GENEVA: In a congratulation letter to the Nobel Peace Prize laureate and United States President Barack Obama, the World Council of Churches general secretary Rev. Dr Samuel Kobia highlighted Obama’s “deep commitment to promote peace and reconciliation in today’s troubled world” demonstrated by his policies on nuclear non-proliferation, disarmament and curbing greenhouse gas emissions as well as his “eagerness for easing conflicts with Islamic nations”.
Dear Mr President,
It is with great joy that I take this opportunity to express my profound satisfaction at the decision of the Norwegian Nobel Committee to award you this year’s Nobel Peace Prize. Rev. Dr Olav Fykse Tveit, the general secretary-elect of the World Council of Churches, who will succeed me in January 2010, joins in offering you our heartfelt congratulations on receiving the Nobel Peace Prize. As citizens of Norway and Kenya, we take pride in our two nations’ particular connections to this event.
The Nobel committee’s decision honours you as a statesman who demonstrates a deep commitment to the cause of peace with justice, and hope for a transformation in this world. This quality of yours was eloquently recognized by the Nobel committee when it stated that only very rarely has a person captured the world’s attention to the extent that you have done already, and given the world’s people hope for a better future. You have shown the world your readiness to set aside serious ideological, political and cultural differences in the pursuit of peace and reconciliation. I am confident that this approach will ensure positive new developments in international relations and diplomacy. Your endorsement of the United Nations resolution on nuclear non-proliferation, your decision to discard U.S. plans to build a missile shield for Eastern Europe, your call to curb greenhouse gas emissions to prevent global warming and your eagerness for easing conflicts with Islamic nations demonstrate your deep commitment to promote peace and reconciliation in today’s troubled world. In all these matters, your administration affirms long-held positions of the World Council of Churches.
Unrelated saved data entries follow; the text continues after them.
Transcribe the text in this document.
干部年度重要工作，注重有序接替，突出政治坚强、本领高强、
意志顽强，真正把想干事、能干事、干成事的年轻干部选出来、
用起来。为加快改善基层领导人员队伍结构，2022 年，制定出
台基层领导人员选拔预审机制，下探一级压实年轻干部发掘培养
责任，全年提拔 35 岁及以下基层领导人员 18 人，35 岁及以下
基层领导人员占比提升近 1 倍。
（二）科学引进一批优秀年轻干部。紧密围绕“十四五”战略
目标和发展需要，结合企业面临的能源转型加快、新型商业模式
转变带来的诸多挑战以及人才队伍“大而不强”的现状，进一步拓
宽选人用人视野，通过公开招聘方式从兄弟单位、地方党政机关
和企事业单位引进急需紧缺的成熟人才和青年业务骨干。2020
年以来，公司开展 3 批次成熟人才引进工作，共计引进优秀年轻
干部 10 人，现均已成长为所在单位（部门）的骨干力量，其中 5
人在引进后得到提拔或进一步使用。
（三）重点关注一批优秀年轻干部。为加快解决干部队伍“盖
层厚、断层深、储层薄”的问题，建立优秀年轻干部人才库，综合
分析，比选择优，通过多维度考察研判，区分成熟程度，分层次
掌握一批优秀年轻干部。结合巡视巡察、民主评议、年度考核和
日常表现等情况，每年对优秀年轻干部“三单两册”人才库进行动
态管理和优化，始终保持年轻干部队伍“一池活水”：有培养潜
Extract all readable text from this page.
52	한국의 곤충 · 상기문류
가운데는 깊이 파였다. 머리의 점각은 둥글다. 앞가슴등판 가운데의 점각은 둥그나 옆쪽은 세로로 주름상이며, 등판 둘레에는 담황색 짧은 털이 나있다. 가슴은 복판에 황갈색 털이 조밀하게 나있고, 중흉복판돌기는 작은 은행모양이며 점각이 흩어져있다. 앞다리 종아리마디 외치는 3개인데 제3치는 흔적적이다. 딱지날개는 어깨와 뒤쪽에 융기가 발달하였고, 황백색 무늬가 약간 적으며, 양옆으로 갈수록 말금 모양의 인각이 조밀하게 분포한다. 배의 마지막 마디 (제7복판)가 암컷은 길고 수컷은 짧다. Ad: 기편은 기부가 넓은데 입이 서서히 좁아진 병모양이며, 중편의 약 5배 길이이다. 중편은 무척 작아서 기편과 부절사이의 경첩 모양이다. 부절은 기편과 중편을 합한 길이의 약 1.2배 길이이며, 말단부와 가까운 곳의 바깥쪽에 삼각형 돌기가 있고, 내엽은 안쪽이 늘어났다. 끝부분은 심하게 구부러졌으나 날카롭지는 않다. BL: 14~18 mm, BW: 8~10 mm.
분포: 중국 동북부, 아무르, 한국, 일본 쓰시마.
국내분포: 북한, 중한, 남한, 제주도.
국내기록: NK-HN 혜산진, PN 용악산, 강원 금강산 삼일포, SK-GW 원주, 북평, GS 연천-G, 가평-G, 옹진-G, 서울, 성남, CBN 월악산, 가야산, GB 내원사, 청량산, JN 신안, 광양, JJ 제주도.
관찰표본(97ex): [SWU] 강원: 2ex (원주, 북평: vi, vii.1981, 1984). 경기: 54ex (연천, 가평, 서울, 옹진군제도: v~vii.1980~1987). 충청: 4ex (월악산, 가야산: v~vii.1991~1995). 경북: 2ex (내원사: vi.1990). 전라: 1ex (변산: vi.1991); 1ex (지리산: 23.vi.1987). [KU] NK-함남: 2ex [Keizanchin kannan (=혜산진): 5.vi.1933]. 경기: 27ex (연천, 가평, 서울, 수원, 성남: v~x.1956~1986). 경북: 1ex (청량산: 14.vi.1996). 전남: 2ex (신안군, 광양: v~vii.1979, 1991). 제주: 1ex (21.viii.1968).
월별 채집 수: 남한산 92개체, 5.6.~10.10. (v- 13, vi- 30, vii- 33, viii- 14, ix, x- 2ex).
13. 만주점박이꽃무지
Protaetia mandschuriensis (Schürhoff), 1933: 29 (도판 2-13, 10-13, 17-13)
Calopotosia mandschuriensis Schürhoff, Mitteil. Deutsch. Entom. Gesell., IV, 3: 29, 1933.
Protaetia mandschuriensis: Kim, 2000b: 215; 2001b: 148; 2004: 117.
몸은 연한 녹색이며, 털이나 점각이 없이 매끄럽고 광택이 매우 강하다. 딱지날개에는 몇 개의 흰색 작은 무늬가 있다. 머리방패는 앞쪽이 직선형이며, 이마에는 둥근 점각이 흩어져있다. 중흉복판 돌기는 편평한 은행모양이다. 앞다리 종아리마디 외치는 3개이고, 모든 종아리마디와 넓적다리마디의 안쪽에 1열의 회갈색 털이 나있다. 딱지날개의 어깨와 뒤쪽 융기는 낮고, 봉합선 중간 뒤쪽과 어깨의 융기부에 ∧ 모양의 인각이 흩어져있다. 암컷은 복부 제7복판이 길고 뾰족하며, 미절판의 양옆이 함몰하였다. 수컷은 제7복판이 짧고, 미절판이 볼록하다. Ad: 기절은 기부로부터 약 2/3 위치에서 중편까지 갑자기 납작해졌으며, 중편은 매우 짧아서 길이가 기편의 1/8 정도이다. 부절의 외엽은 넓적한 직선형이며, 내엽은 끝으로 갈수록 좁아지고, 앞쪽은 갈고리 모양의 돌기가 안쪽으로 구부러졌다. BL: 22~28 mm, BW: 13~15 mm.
Your initiatives for promoting a new ethos and values in international relations based on a diplomacy of mutual recognition and shared responsibilities are vital in our contemporary situation. I am confident that the decision of the Nobel committee to confer this year’s peace prize upon you will go a long way toward accelerating your relentless efforts to contribute to peace. The award is a call and encouragement to build upon the important work you have already initiated.
As you continue to demonstrate your leadership, may God Almighty continue to bless you. On behalf of the World Council of Churches, I assure you of our continuing prayers and support.